Torres v Lenscrafters, Inc.
2026 NY Slip Op 02383
April 21, 2026
Appellate Division, First Department
Published by New York State Law Reporting Bureau pursuant to Judiciary Law § 431.
This decision is uncorrected and subject to revision before publication in the Official Reports.
Miguel Torres, Respondent,
v
Lenscrafters, Inc., Defendant, 390 West Broadway, Inc., Defendant-Respondent, Board of Managers of 388 West Broadway Condominium, et al., Defendants-Appellants.
Decided and Entered: April 21, 2026
Index No. 152840/17|Appeal No. 6415|Case No. 2024-05889|
Before: Renwick, P.J., Friedman, Gesmer, Pitt-Burke, Hagler, JJ.
Gallo Vitucci Klar LLP, New York (Nate Drexler of counsel), for appellants.
Pollack, Pollack, Isaac & DeCicco, LLP, New York (Joshua Block of counsel), for Miguel Torres, respondent.
Keane & Partners LLC, New York (Thomas F. Keane of counsel), for 390 West Broadway, Inc., respondent.
Order, Supreme Court, New York County (Gerald Lebovits, J.), entered August 11, 2022, which, to the extent appealed from as limited by the briefs, denied defendant Board of Managers of 388 West Broadway Condominium (388 West)'s motion for summary judgment dismissing the complaint against it, unanimously affirmed, without costs.

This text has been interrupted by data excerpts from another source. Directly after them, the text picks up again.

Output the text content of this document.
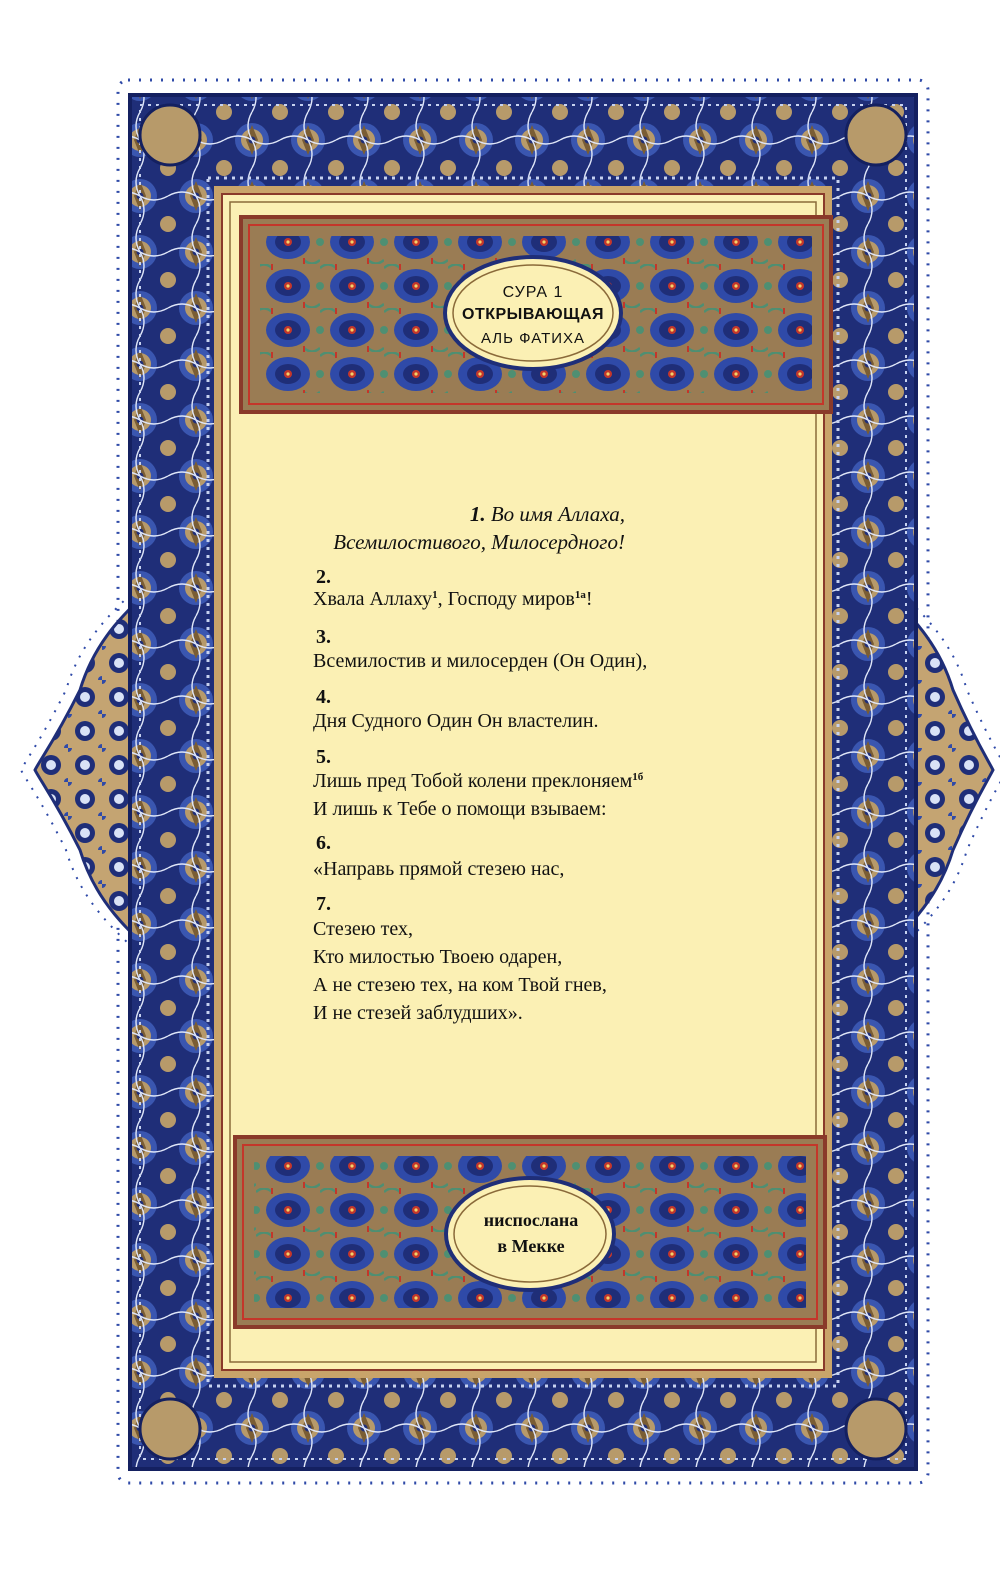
СУРА 1
ОТКРЫВАЮЩАЯ
АЛЬ ФАТИХА
1. Во имя Аллаха,
Всемилостивого, Милосердного!
2.
Хвала Аллаху$^1$, Господу миров$^{1а}$!
3.
Всемилостив и милосерден (Он Один),
4.
Дня Судного Один Он властелин.
5.
Лишь пред Тобой колени преклоняем$^{1б}$
И лишь к Тебе о помощи взываем:
6.
«Направь прямой стезею нас,
7.
Стезею тех,
Кто милостью Твоею одарен,
А не стезею тех, на ком Твой гнев,
И не стезей заблудших».
ниспослана
в Мекке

The motion court properly found that 388 West failed to establish its prima facie burden of showing that it bore no liability for plaintiff's fall over a tripping hazard between the sidewalk abutting 388 West's property and the sidewalk abutting a neighboring property (see Administrative Code of City of NY § 7-210; Sangaray v West Riv. Assoc., LLC, 26 NY3d 793, 799-800 [2016]; Delgado v 5008 Broadway Assoc., LLC, 149 AD3d 583, 583-584 [1st Dept 2017]). The record establishes that 388 West or the prior owner of its property replaced the sidewalk in front of its building in 2002. In order to address a height difference of potentially three inches between 388 West's sidewalk and its neighbor's sidewalk, a slope or ramp was created which encroached onto the neighbor's sidewalk. While 388 West submitted evidence establishing that plaintiff fell on a portion of the ramp located on its neighbor's property, it failed to offer evidence that eliminated the possibility that it did not comply with its duties to maintain the sidewalk abutting its property in a reasonably safe condition and that 388 West was a proximate cause of plaintiff's injuries by leaving a tripping hazard between the sidewalk abutting 388 West's property and the sidewalk abutting the neighboring property (see Delgado, 149 AD3d at 583-584; Jennings v City of New York, 243 AD3d 411, 412 [1st Dept 2025]).
We have considered 388 West's remaining arguments and find them unavailing.
THIS CONSTITUTES THE DECISION AND ORDER OF THE SUPREME COURT, APPELLATE DIVISION, FIRST DEPARTMENT.